The intellectual plot of the nightmare had been so intricate that I was delighted to wake up and discover the real world was much simpler, I’d even go so far as to say much more idiotic.
It was five in the morning, and, since I was suddenly wide awake, I went to my study and began to reread the copy of Kafka’s The Great Wall of China and Other Short Works that I had in my library and hadn’t opened for years. I found there, among those other short works, one I didn’t remember called “Homecoming,” written in Berlin in 1923. I remember the emotion I felt as soon as I started to read it, because I realized that in some way the piece contained an explanation of why, in a letter to his fiancée, Kafka had written that somewhat mysterious phrase that he was Chinese and was going home. In fact, I had the impression — strengthened by the time of day — that this story, written in 1923, had been written for me so I would read it one day, when the hour came for me to travel to a Chinese enclave in the middle of Germany:
I have returned. I have passed under the arch and am looking around. It’s my father’s old yard. . I have arrived. Who is going to receive me?
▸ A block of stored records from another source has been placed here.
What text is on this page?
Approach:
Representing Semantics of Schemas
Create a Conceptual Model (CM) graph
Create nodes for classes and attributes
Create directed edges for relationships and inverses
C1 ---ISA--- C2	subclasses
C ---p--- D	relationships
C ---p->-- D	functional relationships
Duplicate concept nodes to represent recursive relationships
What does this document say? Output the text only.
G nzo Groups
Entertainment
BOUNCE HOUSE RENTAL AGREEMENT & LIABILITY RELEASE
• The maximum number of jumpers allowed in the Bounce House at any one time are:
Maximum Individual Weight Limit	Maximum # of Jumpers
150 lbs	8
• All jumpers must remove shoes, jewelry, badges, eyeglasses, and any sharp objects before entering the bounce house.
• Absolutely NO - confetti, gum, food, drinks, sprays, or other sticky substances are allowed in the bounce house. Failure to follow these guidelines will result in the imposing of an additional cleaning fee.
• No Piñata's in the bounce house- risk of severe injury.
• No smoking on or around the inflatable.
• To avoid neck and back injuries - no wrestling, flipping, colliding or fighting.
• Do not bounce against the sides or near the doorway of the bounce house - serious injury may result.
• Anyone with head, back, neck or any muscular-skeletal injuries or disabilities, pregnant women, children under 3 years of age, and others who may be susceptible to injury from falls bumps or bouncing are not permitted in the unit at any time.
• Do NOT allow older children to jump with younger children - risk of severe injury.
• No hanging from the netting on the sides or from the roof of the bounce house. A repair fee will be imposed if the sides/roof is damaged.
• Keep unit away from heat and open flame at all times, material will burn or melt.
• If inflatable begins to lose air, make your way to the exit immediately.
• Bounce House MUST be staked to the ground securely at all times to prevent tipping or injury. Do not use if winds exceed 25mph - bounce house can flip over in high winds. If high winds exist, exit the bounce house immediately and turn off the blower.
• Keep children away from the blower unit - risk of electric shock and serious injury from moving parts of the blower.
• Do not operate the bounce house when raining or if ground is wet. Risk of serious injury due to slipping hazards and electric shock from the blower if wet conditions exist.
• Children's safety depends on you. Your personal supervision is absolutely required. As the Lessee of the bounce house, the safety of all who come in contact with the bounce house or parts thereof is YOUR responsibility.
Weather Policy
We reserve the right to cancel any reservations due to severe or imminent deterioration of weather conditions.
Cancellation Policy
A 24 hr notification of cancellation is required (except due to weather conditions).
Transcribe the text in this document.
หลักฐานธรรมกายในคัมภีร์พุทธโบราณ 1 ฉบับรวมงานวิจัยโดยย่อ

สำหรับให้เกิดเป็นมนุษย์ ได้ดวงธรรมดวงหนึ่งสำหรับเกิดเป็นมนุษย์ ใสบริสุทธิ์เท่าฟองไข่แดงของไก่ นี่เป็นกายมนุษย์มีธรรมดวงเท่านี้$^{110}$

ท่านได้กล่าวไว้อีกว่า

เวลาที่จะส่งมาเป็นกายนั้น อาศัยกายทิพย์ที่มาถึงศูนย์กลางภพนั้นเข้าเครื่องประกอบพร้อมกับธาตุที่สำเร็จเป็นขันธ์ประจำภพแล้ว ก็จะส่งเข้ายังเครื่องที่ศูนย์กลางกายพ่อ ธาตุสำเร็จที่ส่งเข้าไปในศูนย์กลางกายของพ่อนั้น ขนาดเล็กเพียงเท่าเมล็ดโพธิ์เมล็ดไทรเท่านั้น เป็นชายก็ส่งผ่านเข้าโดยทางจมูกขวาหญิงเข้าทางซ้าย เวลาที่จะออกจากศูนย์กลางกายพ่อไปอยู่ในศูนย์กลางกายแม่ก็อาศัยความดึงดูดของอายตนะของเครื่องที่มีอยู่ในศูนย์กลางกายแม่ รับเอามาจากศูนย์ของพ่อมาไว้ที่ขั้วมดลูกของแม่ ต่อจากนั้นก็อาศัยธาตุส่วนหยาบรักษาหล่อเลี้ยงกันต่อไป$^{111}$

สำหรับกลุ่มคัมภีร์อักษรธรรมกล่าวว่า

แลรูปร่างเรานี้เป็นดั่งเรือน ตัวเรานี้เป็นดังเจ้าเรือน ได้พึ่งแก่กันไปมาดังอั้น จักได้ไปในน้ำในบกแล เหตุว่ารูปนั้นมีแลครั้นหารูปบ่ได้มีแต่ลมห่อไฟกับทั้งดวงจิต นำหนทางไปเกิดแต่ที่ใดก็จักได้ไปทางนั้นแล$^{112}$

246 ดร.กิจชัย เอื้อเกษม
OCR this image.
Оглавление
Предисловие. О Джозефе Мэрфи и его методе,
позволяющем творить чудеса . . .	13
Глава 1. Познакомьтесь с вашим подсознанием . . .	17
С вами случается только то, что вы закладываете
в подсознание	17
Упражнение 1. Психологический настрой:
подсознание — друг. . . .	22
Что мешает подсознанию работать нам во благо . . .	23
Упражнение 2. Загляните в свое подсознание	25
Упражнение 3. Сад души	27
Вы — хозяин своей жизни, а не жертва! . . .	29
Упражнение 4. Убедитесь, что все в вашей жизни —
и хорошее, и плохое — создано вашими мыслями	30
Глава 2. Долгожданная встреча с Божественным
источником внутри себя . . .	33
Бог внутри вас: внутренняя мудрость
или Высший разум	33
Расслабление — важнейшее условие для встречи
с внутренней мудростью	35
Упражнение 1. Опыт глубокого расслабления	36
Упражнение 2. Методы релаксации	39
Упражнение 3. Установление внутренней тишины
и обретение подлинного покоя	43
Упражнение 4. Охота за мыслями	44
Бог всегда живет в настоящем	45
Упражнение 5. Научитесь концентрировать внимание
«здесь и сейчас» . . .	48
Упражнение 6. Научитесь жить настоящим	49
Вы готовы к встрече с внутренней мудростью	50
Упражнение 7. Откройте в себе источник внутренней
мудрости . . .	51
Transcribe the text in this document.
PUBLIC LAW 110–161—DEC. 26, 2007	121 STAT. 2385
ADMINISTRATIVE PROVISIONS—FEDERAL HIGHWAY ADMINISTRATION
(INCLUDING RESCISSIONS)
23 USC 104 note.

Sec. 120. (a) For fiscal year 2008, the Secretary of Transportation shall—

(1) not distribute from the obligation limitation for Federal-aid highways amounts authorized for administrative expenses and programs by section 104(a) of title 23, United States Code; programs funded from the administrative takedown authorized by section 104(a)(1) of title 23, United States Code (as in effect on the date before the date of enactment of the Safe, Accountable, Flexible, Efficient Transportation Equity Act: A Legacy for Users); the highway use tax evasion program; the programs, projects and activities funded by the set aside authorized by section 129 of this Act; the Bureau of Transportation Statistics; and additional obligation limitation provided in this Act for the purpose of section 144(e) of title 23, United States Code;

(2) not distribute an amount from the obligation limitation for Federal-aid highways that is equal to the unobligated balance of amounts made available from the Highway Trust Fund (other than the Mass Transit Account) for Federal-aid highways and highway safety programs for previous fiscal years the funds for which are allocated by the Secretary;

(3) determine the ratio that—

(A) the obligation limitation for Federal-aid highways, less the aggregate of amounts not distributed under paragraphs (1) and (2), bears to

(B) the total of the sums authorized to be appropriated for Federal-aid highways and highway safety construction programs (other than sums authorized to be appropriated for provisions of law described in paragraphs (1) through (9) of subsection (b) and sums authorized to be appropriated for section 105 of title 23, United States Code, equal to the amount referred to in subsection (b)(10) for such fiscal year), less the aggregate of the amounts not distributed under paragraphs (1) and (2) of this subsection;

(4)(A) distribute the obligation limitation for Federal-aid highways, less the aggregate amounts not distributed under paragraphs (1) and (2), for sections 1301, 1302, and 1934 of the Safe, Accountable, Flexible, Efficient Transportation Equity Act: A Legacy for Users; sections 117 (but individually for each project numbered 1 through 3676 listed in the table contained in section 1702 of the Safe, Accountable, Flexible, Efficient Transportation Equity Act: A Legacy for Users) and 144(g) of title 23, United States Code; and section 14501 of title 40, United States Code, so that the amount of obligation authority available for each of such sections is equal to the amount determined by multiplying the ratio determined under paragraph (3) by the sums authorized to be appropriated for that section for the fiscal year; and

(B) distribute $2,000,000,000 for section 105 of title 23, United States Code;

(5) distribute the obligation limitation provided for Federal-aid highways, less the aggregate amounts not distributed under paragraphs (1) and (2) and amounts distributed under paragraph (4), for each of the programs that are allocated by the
Who is waiting behind the kitchen door? Smoke is rising from the chimney, coffee is being made for supper. Do you feel you belong, do you feel at home? I don’t know. I feel most uncertain. . The longer one hesitates before the door, the more estranged one becomes. What would happen if someone were to open the door now and ask me a question? Would I not myself then behave like one who wants to keep his secret?